KerasRS / API documentation / Embedding Layers / DistributedEmbedding layer

DistributedEmbedding layer

[source]

DistributedEmbedding class

keras_rs.layers.DistributedEmbedding(
    feature_configs: Union[
        keras_rs.src.layers.embedding.distributed_embedding_config.FeatureConfig,
        tensorflow.python.tpu.tpu_embedding_v2_utils.FeatureConfig,
        Sequence[
            Union[
                keras_rs.src.layers.embedding.distributed_embedding_config.FeatureConfig,
                tensorflow.python.tpu.tpu_embedding_v2_utils.FeatureConfig,
                ForwardRef("Nested[T]"),
            ]
        ],
        Mapping[
            str,
            Union[
                keras_rs.src.layers.embedding.distributed_embedding_config.FeatureConfig,
                tensorflow.python.tpu.tpu_embedding_v2_utils.FeatureConfig,
                ForwardRef("Nested[T]"),
            ],
        ],
    ],
    table_stacking: Union[str, Sequence[str], Sequence[Sequence[str]]] = "auto",
    **kwargs: Any
)

DistributedEmbedding, a layer for accelerated large embedding lookups.
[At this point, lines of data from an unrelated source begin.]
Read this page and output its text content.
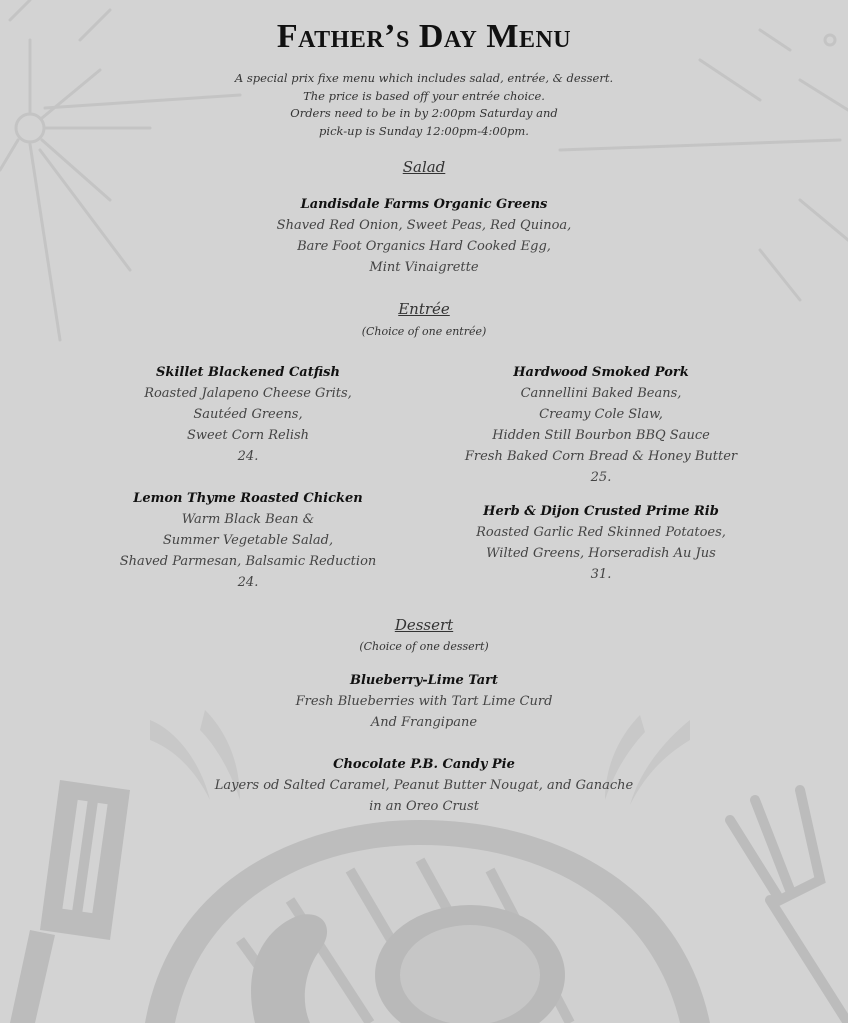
Father’s Day Menu
A special prix fixe menu which includes salad, entrée, & dessert.
The price is based off your entrée choice.
Orders need to be in by 2:00pm Saturday and
pick-up is Sunday 12:00pm-4:00pm.
Salad
Landisdale Farms Organic Greens
Shaved Red Onion, Sweet Peas, Red Quinoa,
Bare Foot Organics Hard Cooked Egg,
Mint Vinaigrette
Entrée
(Choice of one entrée)
Skillet Blackened Catfish
Roasted Jalapeno Cheese Grits,
Sautéed Greens,
Sweet Corn Relish
24.
Hardwood Smoked Pork
Cannellini Baked Beans,
Creamy Cole Slaw,
Hidden Still Bourbon BBQ Sauce
Fresh Baked Corn Bread & Honey Butter
25.
Lemon Thyme Roasted Chicken
Warm Black Bean &
Summer Vegetable Salad,
Shaved Parmesan, Balsamic Reduction
24.
Herb & Dijon Crusted Prime Rib
Roasted Garlic Red Skinned Potatoes,
Wilted Greens, Horseradish Au Jus
31.
Dessert
(Choice of one dessert)
Blueberry-Lime Tart
Fresh Blueberries with Tart Lime Curd
And Frangipane
Chocolate P.B. Candy Pie
Layers od Salted Caramel, Peanut Butter Nougat, and Ganache
in an Oreo Crust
Note: DistributedEmbedding is in Preview.


Configuration

A DistributedEmbedding embedding layer is configured via a set of keras_rs.layers.FeatureConfig objects, which themselves refer to keras_rs.layers.TableConfig objects.
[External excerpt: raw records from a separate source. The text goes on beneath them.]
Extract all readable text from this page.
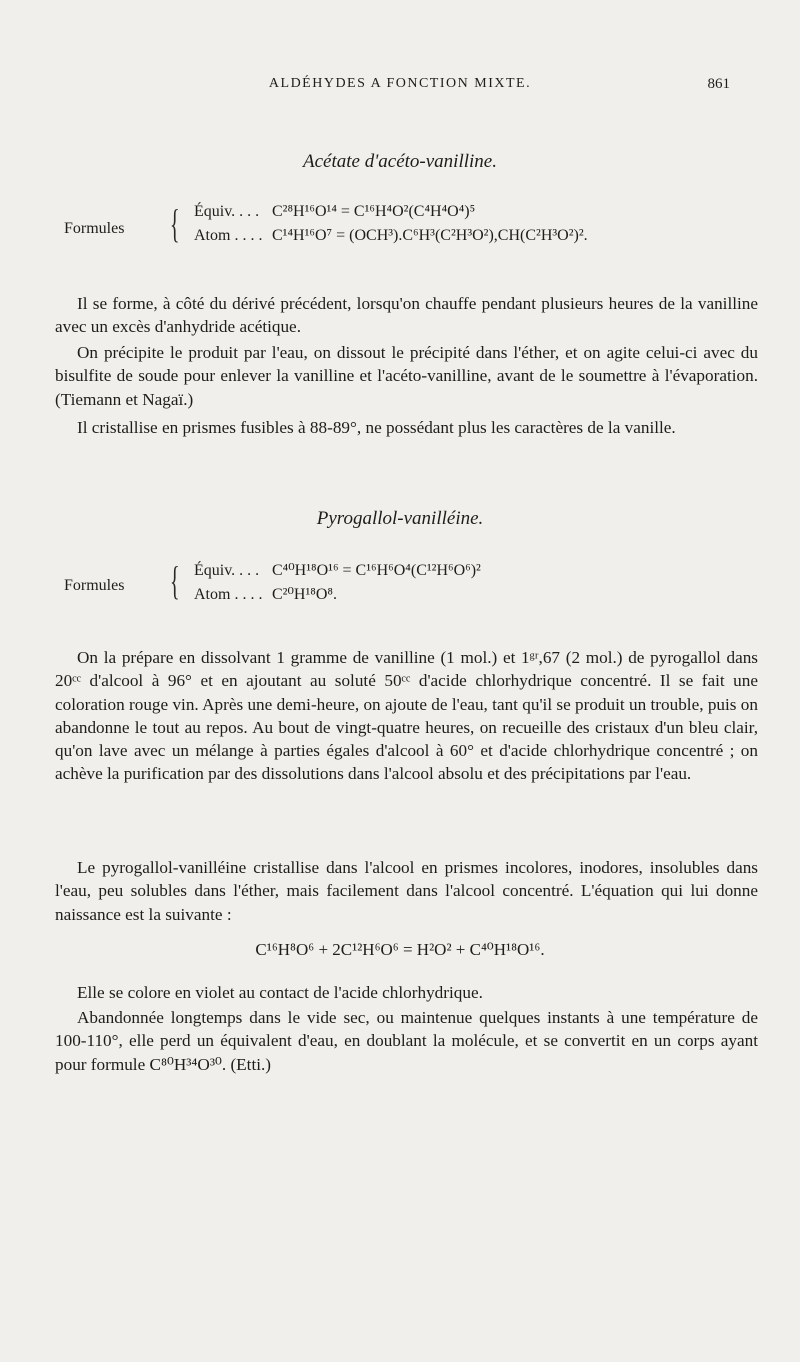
ALDÉHYDES A FONCTION MIXTE.	861
Acétate d'acéto-vanilline.
Formules { Équiv. . . . C²⁸H¹⁶O¹⁴ = C¹⁶H⁴O²(C⁴H⁴O⁴)⁵
Atom . . . . C¹⁴H¹⁶O⁷ = (OCH³).C⁶H³(C²H³O²),CH(C²H³O²)².

Il se forme, à côté du dérivé précédent, lorsqu'on chauffe pendant plusieurs heures de la vanilline avec un excès d'anhydride acétique.

On précipite le produit par l'eau, on dissout le précipité dans l'éther, et on agite celui-ci avec du bisulfite de soude pour enlever la vanilline et l'acéto-vanilline, avant de le soumettre à l'évaporation. (Tiemann et Nagaï.)

Il cristallise en prismes fusibles à 88-89°, ne possédant plus les caractères de la vanille.

Pyrogallol-vanilléine.
Formules { Équiv. . . . C⁴⁰H¹⁸O¹⁶ = C¹⁶H⁶O⁴(C¹²H⁶O⁶)²
Atom . . . . C²⁰H¹⁸O⁸.

On la prépare en dissolvant 1 gramme de vanilline (1 mol.) et 1ᵍʳ,67 (2 mol.) de pyrogallol dans 20ᶜᶜ d'alcool à 96° et en ajoutant au soluté 50ᶜᶜ d'acide chlorhydrique concentré. Il se fait une coloration rouge vin. Après une demi-heure, on ajoute de l'eau, tant qu'il se produit un trouble, puis on abandonne le tout au repos. Au bout de vingt-quatre heures, on recueille des cristaux d'un bleu clair, qu'on lave avec un mélange à parties égales d'alcool à 60° et d'acide chlorhydrique concentré ; on achève la purification par des dissolutions dans l'alcool absolu et des précipitations par l'eau.

Le pyrogallol-vanilléine cristallise dans l'alcool en prismes incolores, inodores, insolubles dans l'eau, peu solubles dans l'éther, mais facilement dans l'alcool concentré. L'équation qui lui donne naissance est la suivante :

C¹⁶H⁸O⁶ + 2C¹²H⁶O⁶ = H²O² + C⁴⁰H¹⁸O¹⁶.

Elle se colore en violet au contact de l'acide chlorhydrique.

Abandonnée longtemps dans le vide sec, ou maintenue quelques instants à une température de 100-110°, elle perd un équivalent d'eau, en doublant la molécule, et se convertit en un corps ayant pour formule C⁸⁰H³⁴O³⁰. (Etti.)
  • TableConfig defines an embedding table with parameters such as its vocabulary size, embedding dimension, as well as a combiner for reduction and optimizer for training.
  • FeatureConfig defines what input features the DistributedEmbedding will handle and which embedding table to use. Note that multiple features can use the same embedding table.
table1 = keras_rs.layers.TableConfig(
    name="table1",
    vocabulary_size=TABLE1_VOCABULARY_SIZE,
    embedding_dim=TABLE1_EMBEDDING_SIZE,
)
table2 = keras_rs.layers.TableConfig(
    name="table2",
    vocabulary_size=TABLE2_VOCABULARY_SIZE,
    embedding_dim=TABLE2_EMBEDDING_SIZE,
)

feature1 = keras_rs.layers.FeatureConfig(
    name="feature1",
    table=table1,
    input_shape=(PER_REPLICA_BATCH_SIZE,),
    output_shape=(PER_REPLICA_BATCH_SIZE, TABLE1_EMBEDDING_SIZE),
)
feature2 = keras_rs.layers.FeatureConfig(
    name="feature2",
    table=table2,
    input_shape=(PER_REPLICA_BATCH_SIZE,),
    output_shape=(PER_REPLICA_BATCH_SIZE, TABLE2_EMBEDDING_SIZE),
)

feature_configs = {
    "feature1": feature1,
    "feature2": feature2,
}

embedding = keras_rs.layers.DistributedEmbedding(feature_configs)

Optimizers

Each embedding table within DistributedEmbedding uses its own optimizer for training, which is independent from the optimizer set on the model via model.compile().

Note that not all optimizers are supported. Currently, the following are always supported (i.e. on all backends and accelerators):

Additionally, not all parameters of the optimizers are supported (e.g. the nesterov option of SGD). An error is raised when an unsupported optimizer or an unsupported optimizer parameter is used.

Arguments

  • feature_configs: A nested structure of keras_rs.layers.FeatureConfig.
  • table_stacking: The table stacking to use. None means no table stacking. "auto" means to stack tables automatically. A list of table names or list of lists of table names means to stack the tables in the inner lists together. Note that table stacking is not supported on older TPUs, in which case the default value of "auto" will be interpreted as no table stacking.
  • **kwargs: Additional arguments to pass to the layer base class.

[source]

call method

DistributedEmbedding.call(
    inputs: Union[
        Any,
        Sequence[Union[Any, ForwardRef("Nested[T]")]],
        Mapping[str, Union[Any, ForwardRef("Nested[T]")]],
    ],
    weights: Union[
        Any,
        Sequence[Union[Any, ForwardRef("Nested[T]")]],
        Mapping[str, Union[Any, ForwardRef("Nested[T]")]],
        NoneType,
    ] = None,
    training: bool = False,
)

Lookup features in embedding tables and apply reduction.

Arguments

  • inputs: A nested structure of 2D tensors to embed and reduce. The structure must be the same as the feature_configs passed during construction.
  • weights: An optional nested structure of 2D tensors of weights to apply before reduction. When present, the structure must be the same as inputs and the shapes must match.

Returns

A nested structure of dense 2D tensors, which are the reduced embeddings from the passed features. The structure is the same as inputs.